En termes d’usage du temps, ces comportements de déplacement répondent d’abord à une volonté d’effacement du temps de trajet puisqu’il s’agit de se déplacer sans empiéter sur le temps dévolu aux activités adjacentes. En ce sens, ils s’inscrivent dans un processus radicalisé d’intensification temporelle qui désormais, vise l’ubiquité. Mais, cet effacement demeure partiel si l’on considère la durée. C’est donc à travers l’ordonnancement des activités que l’on va chercher à le parfaire. Maurice Chevallier (1989) décrit comment les usagers fréquents du TGV gèrent comme un tout la totalité de leur emploi du temps, articulant au mieux obligations professionnelles, contraintes de déplacement et vie familiale. Ce constat est largement corroboré par les témoignages des premiers utilisateurs de la téléphonie mobile recueillis par Francis Jauréguiberry (1996). Ces arrangements, qui visent à sauvegarder tout à la fois les plages de travail nécessaires et les temps de la vie personnelle renforcent la dépendance des deux univers que le « temps industriel » avait si nettement distingué.
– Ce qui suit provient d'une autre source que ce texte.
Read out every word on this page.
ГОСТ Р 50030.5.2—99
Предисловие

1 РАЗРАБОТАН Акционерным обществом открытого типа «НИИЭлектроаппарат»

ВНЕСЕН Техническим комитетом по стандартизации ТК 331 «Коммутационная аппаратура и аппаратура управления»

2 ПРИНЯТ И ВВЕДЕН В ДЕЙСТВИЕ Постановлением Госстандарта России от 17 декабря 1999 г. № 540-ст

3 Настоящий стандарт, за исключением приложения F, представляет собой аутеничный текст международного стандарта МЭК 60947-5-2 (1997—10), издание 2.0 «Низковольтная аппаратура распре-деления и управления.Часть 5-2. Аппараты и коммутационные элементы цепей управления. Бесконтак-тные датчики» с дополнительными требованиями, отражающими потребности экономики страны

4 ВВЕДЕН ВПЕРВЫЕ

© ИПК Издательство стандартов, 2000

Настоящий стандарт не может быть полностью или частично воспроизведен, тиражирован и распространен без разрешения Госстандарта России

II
Avec le raccourcissement de la durée de trajet et la possibilité d’organiser des voyages dans la journée, les usagers interviewés par Maurice Chevallier soulignent bien qu’ils ne gagnent pas seulement du temps. Le voyage devenant beaucoup plus simple, il nécessite également moins de préparation et peut s’envisager au dernier moment. Le TGV apporte donc une souplesse accrue dans la gestion de l’éloignement qui permet par exemple de répondre plus aisément à une demande urgente impliquant un déplacement ou de suivre de plus près une activité se déroulant à distance.
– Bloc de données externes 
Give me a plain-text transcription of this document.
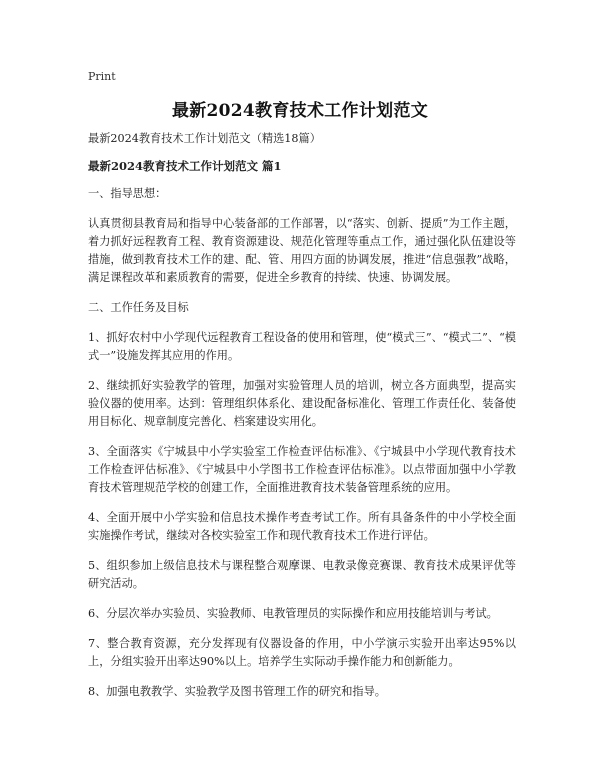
Print
最新2024教育技术工作计划范文

最新2024教育技术工作计划范文（精选18篇）

最新2024教育技术工作计划范文 篇1

一、指导思想：

认真贯彻县教育局和指导中心装备部的工作部署，以“落实、创新、提质”为工作主题，着力抓好远程教育工程、教育资源建设、规范化管理等重点工作，通过强化队伍建设等措施，做到教育技术工作的建、配、管、用四方面的协调发展，推进“信息强教”战略，满足课程改革和素质教育的需要，促进全乡教育的持续、快速、协调发展。

二、工作任务及目标

1、抓好农村中小学现代远程教育工程设备的使用和管理，使“模式三”、“模式二”、“模式一”设施发挥其应用的作用。

2、继续抓好实验教学的管理，加强对实验管理人员的培训，树立各方面典型，提高实验仪器的使用率。达到：管理组织体系化、建设配备标准化、管理工作责任化、装备使用目标化、规章制度完善化、档案建设实用化。

3、全面落实《宁城县中小学实验室工作检查评估标准》、《宁城县中小学现代教育技术工作检查评估标准》、《宁城县中小学图书工作检查评估标准》。以点带面加强中小学教育技术管理规范学校的创建工作，全面推进教育技术装备管理系统的应用。

4、全面开展中小学实验和信息技术操作考查考试工作。所有具备条件的中小学校全面实施操作考试，继续对各校实验室工作和现代教育技术工作进行评估。

5、组织参加上级信息技术与课程整合观摩课、电教录像竞赛课、教育技术成果评优等研究活动。

6、分层次举办实验员、实验教师、电教管理员的实际操作和应用技能培训与考试。

7、整合教育资源，充分发挥现有仪器设备的作用，中小学演示实验开出率达95%以上，分组实验开出率达90%以上。培养学生实际动手操作能力和创新能力。

8、加强电教教学、实验教学及图书管理工作的研究和指导。
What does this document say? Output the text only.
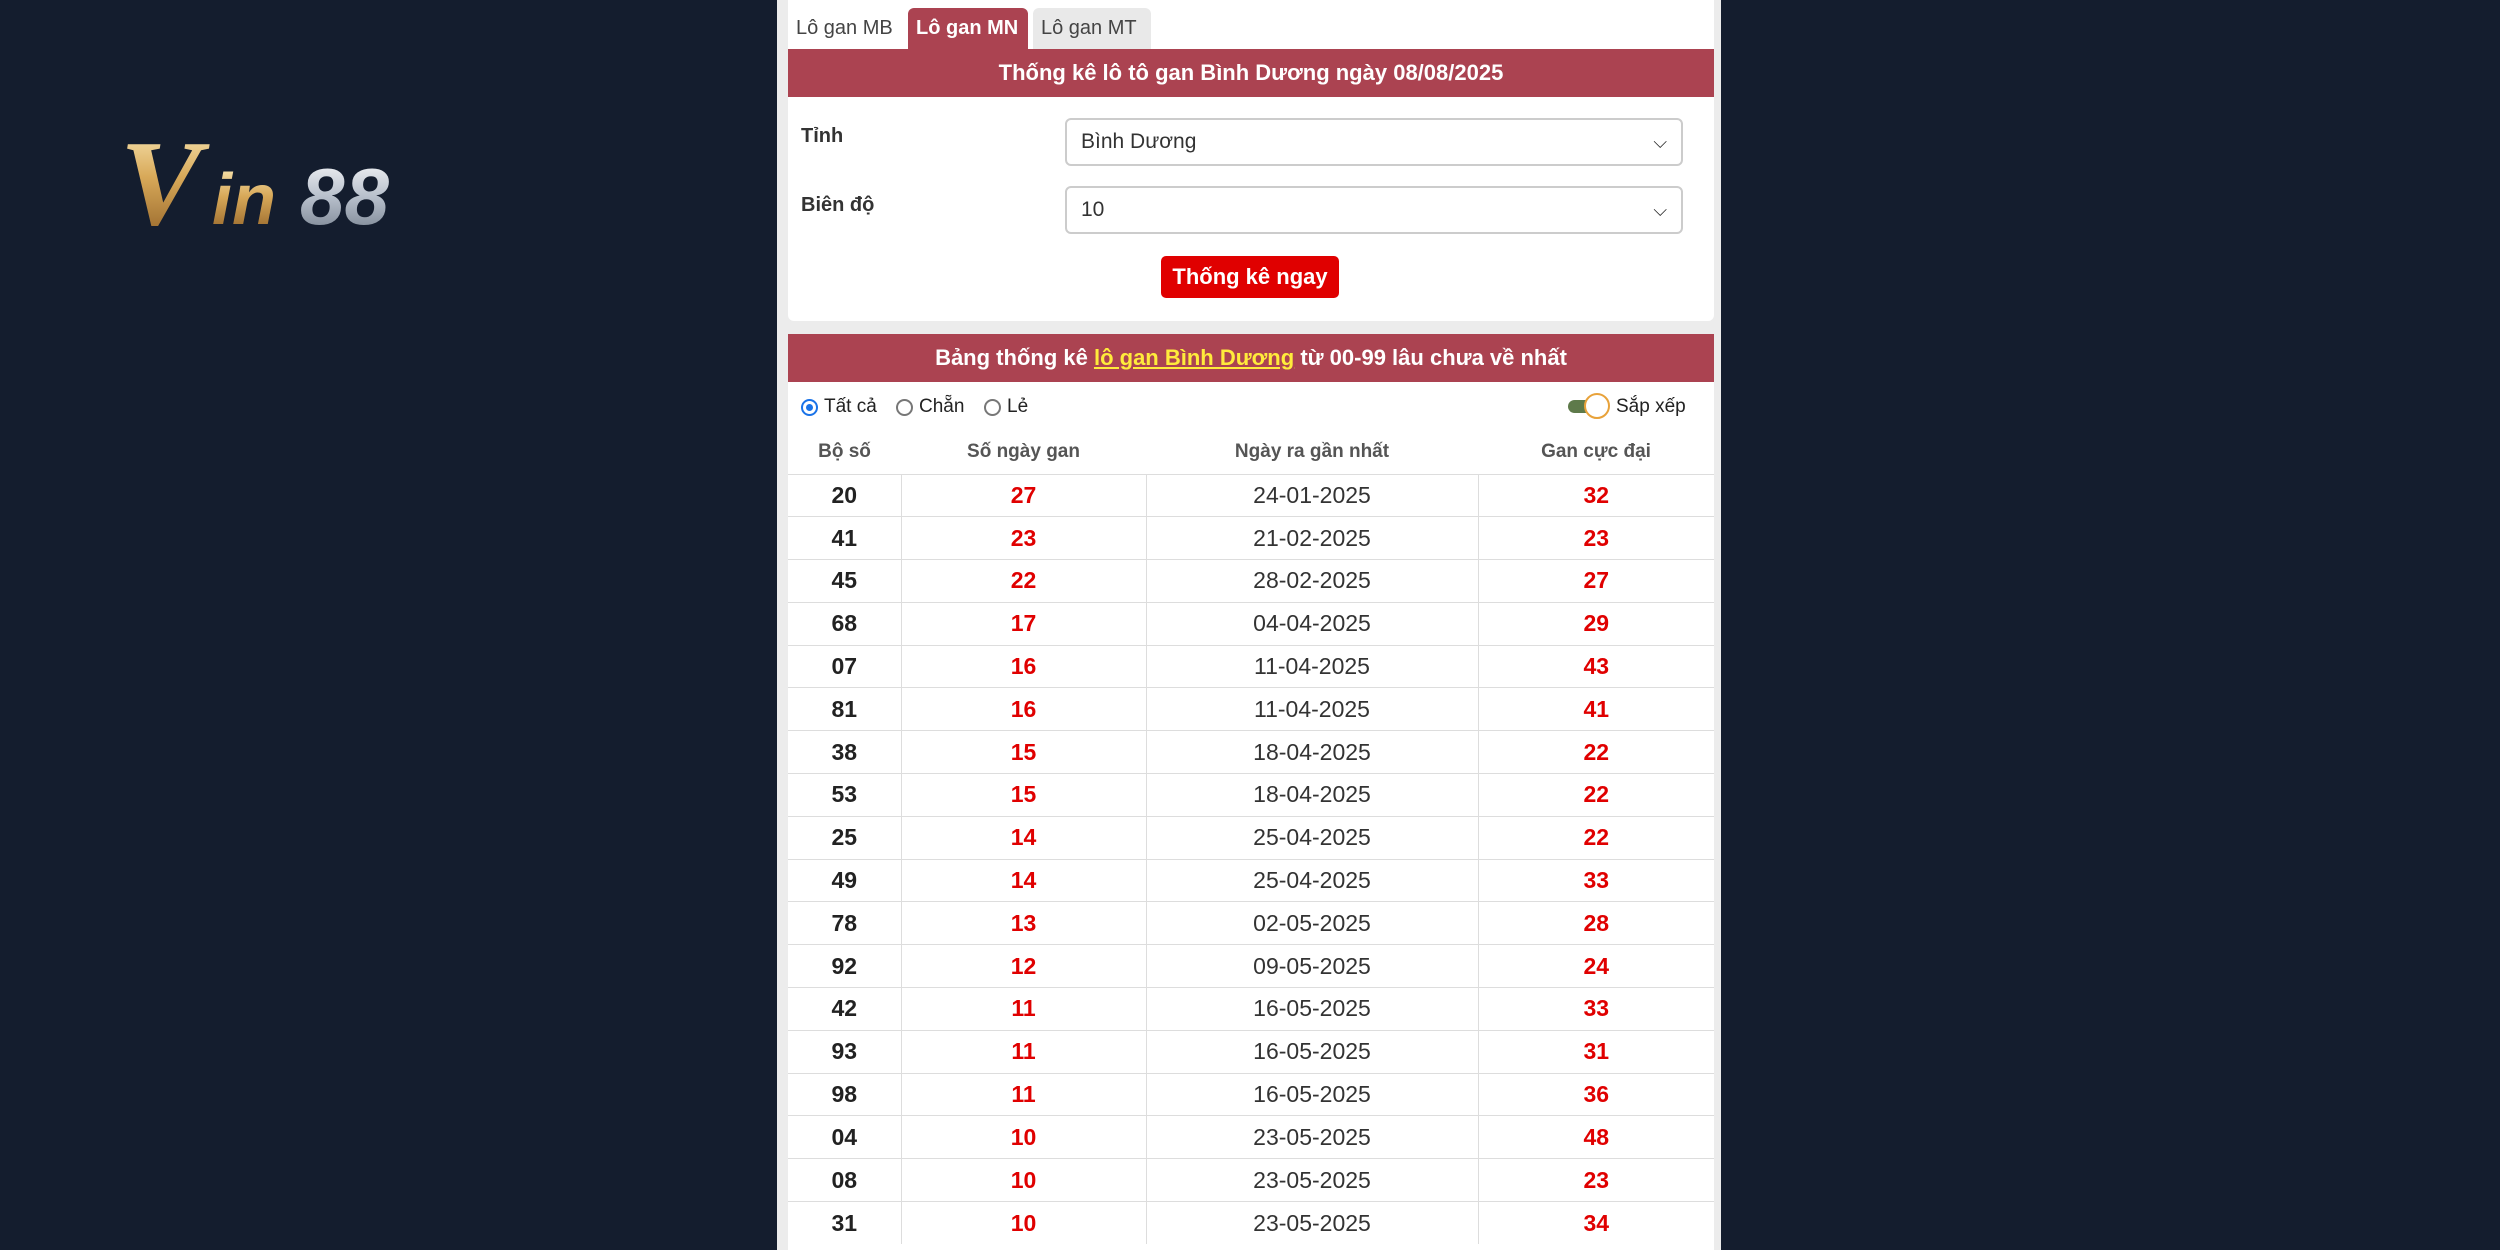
V in 88
Lô gan MB	Lô gan MN	Lô gan MT
Thống kê lô tô gan Bình Dương ngày 08/08/2025
Tỉnh	Bình Dương	⌵
Biên độ	10	⌵
Thống kê ngay
Bảng thống kê lô gan Bình Dương từ 00-99 lâu chưa về nhất
Tất cả Chẵn Lẻ	Sắp xếp
Bộ số	Số ngày gan	Ngày ra gần nhất	Gan cực đại
20	27	24-01-2025	32
41	23	21-02-2025	23
45	22	28-02-2025	27
68	17	04-04-2025	29
07	16	11-04-2025	43
81	16	11-04-2025	41
38	15	18-04-2025	22
53	15	18-04-2025	22
25	14	25-04-2025	22
49	14	25-04-2025	33
78	13	02-05-2025	28
92	12	09-05-2025	24
42	11	16-05-2025	33
93	11	16-05-2025	31
98	11	16-05-2025	36
04	10	23-05-2025	48
08	10	23-05-2025	23
31	10	23-05-2025	34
Ces nouvelles facilités sont alors intégrées dans les organisations productives qui se mettent en place : plutôt que de programmer à l’avance l’intervention d’un expert éloigné, on l’envisagera « à la demande », en temps réel ; plutôt que de confier les mêmes activités à des établissements répartis dans plusieurs villes et opérant sur des champs géographiques différents, on recherchera des économies d’échelle en spécialisant chacun d’eux sur une fonction particulière pour l’ensemble de la zone tout en assurant une coordination forte des activités qui nécessitera des rencontres fréquentes (on retrouve le principe d’autonomie/intégration). On peut ainsi imaginer de multiples exemples d’arrangements organisationnels fondés sur cette capacité du TGV à effacer le temps de trajet, et donc la distance. Ils constituent aussi pour les firmes un moyen de s’adapter à l’incertitude de leur environnement. On insistera sur le fait que l’adoption de tels schémas rend alors la grande vitesse parfaitement nécessaire pour qu’ils puissent fonctionner. En ce sens, la vitesse comme nécessité est caractéristique des organisations fondées sur une négation de la distance.
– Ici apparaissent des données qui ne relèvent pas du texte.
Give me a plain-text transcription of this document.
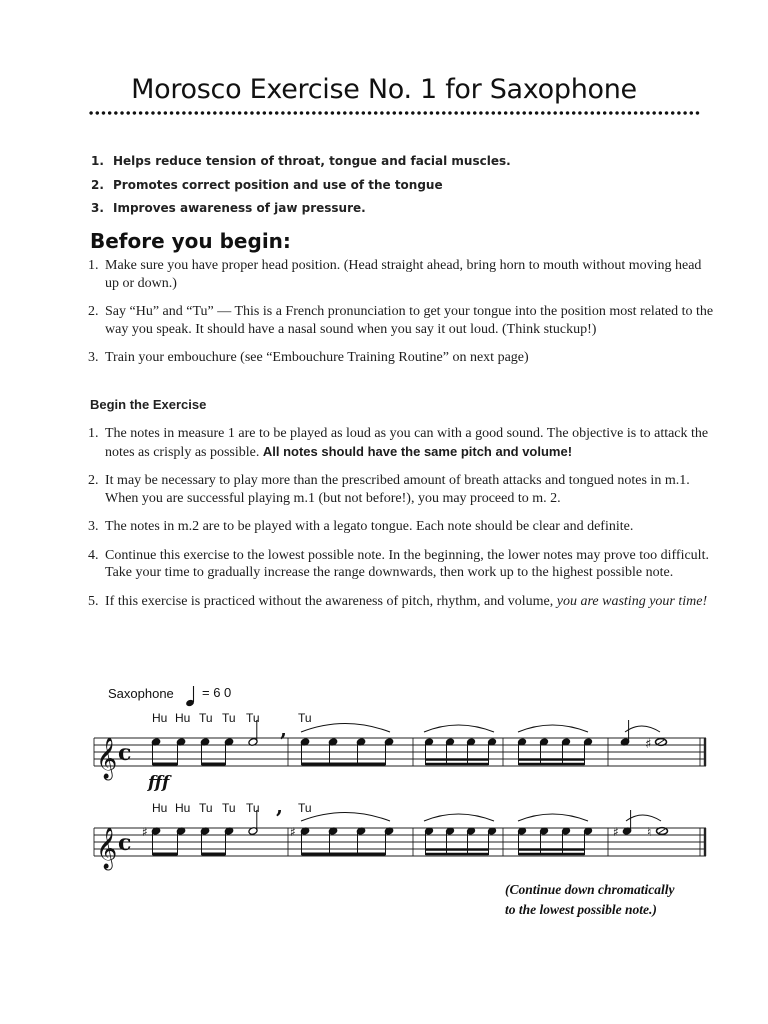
Morosco Exercise No. 1 for Saxophone
1. Helps reduce tension of throat, tongue and facial muscles.
2. Promotes correct position and use of the tongue
3. Improves awareness of jaw pressure.
Before you begin:
1. Make sure you have proper head position. (Head straight ahead, bring horn to mouth without moving head up or down.)
2. Say “Hu” and “Tu” — This is a French pronunciation to get your tongue into the position most related to the way you speak. It should have a nasal sound when you say it out loud. (Think stuckup!)
3. Train your embouchure (see “Embouchure Training Routine” on next page)
Begin the Exercise
1. The notes in measure 1 are to be played as loud as you can with a good sound. The objective is to attack the notes as crisply as possible. All notes should have the same pitch and volume!
2. It may be necessary to play more than the prescribed amount of breath attacks and tongued notes in m.1. When you are successful playing m.1 (but not before!), you may proceed to m. 2.
3. The notes in m.2 are to be played with a legato tongue. Each note should be clear and definite.
4. Continue this exercise to the lowest possible note. In the beginning, the lower notes may prove too difficult. Take your time to gradually increase the range downwards, then work up to the highest possible note.
5. If this exercise is practiced without the awareness of pitch, rhythm, and volume, you are wasting your time!
Saxophone = 6 0
Hu Hu Tu Tu Tu	Tu
,
𝄞 c
fff
♯
Hu Hu Tu Tu Tu	Tu
,
𝄞 c ♯	♯	♯ ♮
(Continue down chromatically
to the lowest possible note.)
Mais cette souplesse nouvelle qu’apporte la grande vitesse n’est pas sans contrepartie. Comme les usagers du téléphone portable, ceux du TGV soulignent la pression accrue que fait peser sur eux la possibilité de se déplacer facilement. Les diverses observations révèlent de véritables situations de stress, voire d’angoisse, face à l’incertitude non maîtrisée des rythmes temporels. La fonction protectrice que jouait la distance ayant disparue, il devient difficile de décliner une sollicitation. Mais c’est surtout la montée de l’urgence que mentionnent les personnes confrontées aux outils modernes de communication (Jauréguiberry, 1998). Non seulement, là encore, la distance ne protège plus, mais les performances de ces outils permettent de mettre en place des organisations dont le mode de fonctionnement habituel est le court terme. La vitesse s’impose alors comme une nécessité du « temps fragmenté ».

À cet usage de la grande vitesse qui nie la distance, on peut donc associer l’ensemble des traits qui dessinaient la figure du « temps fragmenté ». La vitesse comme nécessité apparaît, au côté de la vitesse comme opportunité pour compléter la grille de lecture des temps sociaux contemporains.

Il convient de souligner ce que cette structure duale de l’usage de la grande vitesse doit à l’analyse de Maurice Chevallier (1989). Celui-ci distinguait en effet dans le premier chapitre de son rapport (p. 5) « deux type d’effet-TGV » :

‘«blabla2’

À la lecture de ces définitions, la filiation entre le « TGV-déclencheur » et la vitesse comme nécessité d’une part, et celle entre le « TGV-aubaine » et la vitesse comme opportunité d’autre part, apparaissent clairement. La principale différence vient de ce que cette distinction est, dans le présent travail, rapprochée de systèmes d’analyse plus larges. Les temps sociaux « industriel » ou « fragmenté », et plus encore le « taylorisme flexible » et le principe d’« autonomie/intégration », ont été définis de manière totalement indépendante de la sphère des transports. Ils sont mobilisés afin de donner un sens à une lecture de l’usage de la grande vitesse en termes d’opportunité et de nécessité. Ainsi, la mobilité est-elle re-située parmi ses déterminants sociaux. En revanche, c’est à l’objet technique TGV et à ses performances que Maurice Chevallier attribue, « de façon quelque peu simplificatrice » comme il le précise, les transformations des pratiques de mobilité.

Notes
137.

()011Toute à sa logique d’accélération des déplacements, la SNCF a ainsi produit un discours, paradoxal de sa part, de non-valorisation du temps de parcours, assimilé à un temps perdu. La conception, plutôt spartiate, de l’aménagement intérieur des premières rames TGV (les rames oranges), traduit cette représentation d’un temps de trajet tellement réduit que le confort offert à bord devient secondaire.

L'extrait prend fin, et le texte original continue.